INFO: Using main config file /shared/dehydrated/config
Dehydrated by Lukas Schauer
https://dehydrated.io
Dehydrated version: 0.6.5
GIT-Revision: unknown
OS: BIG-IP 14.1.0.3 Build 0.0.6
Used software:
bash: 4.2.46(2)-release
curl: curl 7.47.1
awk: GNU Awk 4.0.2
sed: sed (GNU sed) 4.2.2
mktemp: mktemp (GNU coreutils) 8.22
grep: grep (GNU grep) 2.20
diff: diff (GNU diffutils) 3.3
openssl: OpenSSL 1.0.2p-fips 14 Aug 2018
INFO: Using main config file /shared/dehydrated/config
Details:
HTTP/2.0 400
server:nginx
date:Wed, 02 Oct 2019 21:15:32 GMT
content-type:application/problem+json
content-length:100
cache-control:public, max-age=0, no-cache
replay-nonce:0002_xoIBQHkeneUKKhLjCGvLu2pNl-Me7aP-dTwuVkTtBU
{
"type": "urn:acme:error:badNonce",
"detail": "JWS has no anti-replay nonce",
"status": 400
}
Error registering account key. See message above for more information.
@KamilKeski commented on GitHub (Oct 3, 2019):
@altasnet Noticed you arent declaring "CA_TERMS", that's going to be required for the correct environment (staging or Prod) to register a new account. You are using the Staging cert authority, may be defaulting to prod license terms if not defined and generating an invalid nonce for that reason. Just a thought.
declare -- CA_TERMS="https://acme-staging.api.letsencrypt.org/terms"
@altasnet commented on GitHub (Oct 3, 2019):
Thank you for your time!
We get the same error in production:
Details:
HTTP/2.0 400
server:nginx
date:Thu, 03 Oct 2019 13:04:33 GMT
content-type:application/problem+json
content-length:112
cache-control:public, max-age=0, no-cache
link:https://acme-v02.api.letsencrypt.org/directory;rel="index"
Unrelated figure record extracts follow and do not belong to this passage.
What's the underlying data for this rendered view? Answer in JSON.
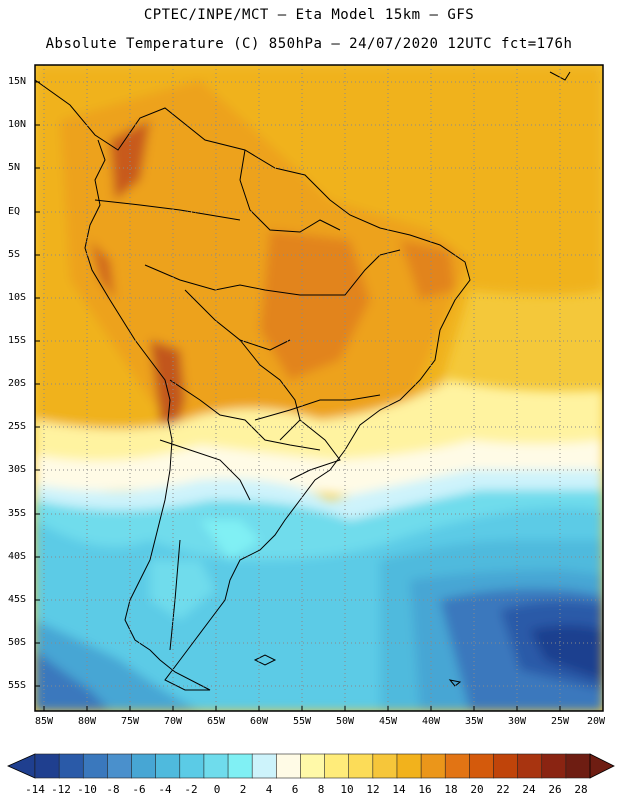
{
  "header": {
    "line1": "CPTEC/INPE/MCT –  Eta Model 15km – GFS",
    "line2": "Absolute Temperature (C) 850hPa – 24/07/2020 12UTC fct=176h"
  },
  "map": {
    "lat_labels": [
      "15N",
      "10N",
      "5N",
      "EQ",
      "5S",
      "10S",
      "15S",
      "20S",
      "25S",
      "30S",
      "35S",
      "40S",
      "45S",
      "50S",
      "55S"
    ],
    "lon_labels": [
      "85W",
      "80W",
      "75W",
      "70W",
      "65W",
      "60W",
      "55W",
      "50W",
      "45W",
      "40W",
      "35W",
      "30W",
      "25W",
      "20W"
    ],
    "lat_range": [
      -58,
      17
    ],
    "lon_range": [
      -86,
      -20
    ],
    "gridlines": true,
    "gridline_style": "dotted"
  },
  "colorbar": {
    "labels": [
      "-14",
      "-12",
      "-10",
      "-8",
      "-6",
      "-4",
      "-2",
      "0",
      "2",
      "4",
      "6",
      "8",
      "10",
      "12",
      "14",
      "16",
      "18",
      "20",
      "22",
      "24",
      "26",
      "28"
    ],
    "colors": [
      "#1f3f8f",
      "#2a5aa8",
      "#3a78bd",
      "#4a90cc",
      "#47a6d4",
      "#4fbadd",
      "#5bcbe6",
      "#6fdcec",
      "#80f0f4",
      "#cdf3fb",
      "#fffbe6",
      "#fff9a8",
      "#ffec7a",
      "#fcdc58",
      "#f6c63a",
      "#f2b21c",
      "#eb961a",
      "#e27414",
      "#d45a0c",
      "#c0440a",
      "#a83410",
      "#8a2412",
      "#6e1d12"
    ]
  }
}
replay-nonce:0002JNQGAJOKMNtHGIDom3Mth9pEqsTPh7C3_zivlpEyN2k
{
"type": "urn:ietf:params:acme:error:badNonce",
"detail": "JWS has no anti-replay nonce",
"status": 400
}
@Chupaka commented on GitHub (Oct 3, 2019):
@altasnet just a note:
"JWS has no anti-replay nonce"
and
"JWS has invalid anti-replay nonce"
are different errors.
@altasnet commented on GitHub (Oct 3, 2019):
I didnt get invalid anti-replay, its always no anti-replay.
Do you have any idea what could it be?
@javimox commented on GitHub (Oct 4, 2019):
Same here:
@timdev commented on GitHub (Oct 21, 2019):
FWIW, I encountered "JWS has no anti-replay nonce" today. Eventually stumbled upon this thread, and solved the issue on my machine by adding
CURL_OPTS="--http1.1"to my dehydrated config file.@lukas2511 commented on GitHub (Dec 10, 2020):
This may be magically "fixed" when dehydrated at some points gets retry logic. Until then please just fix your network configuration.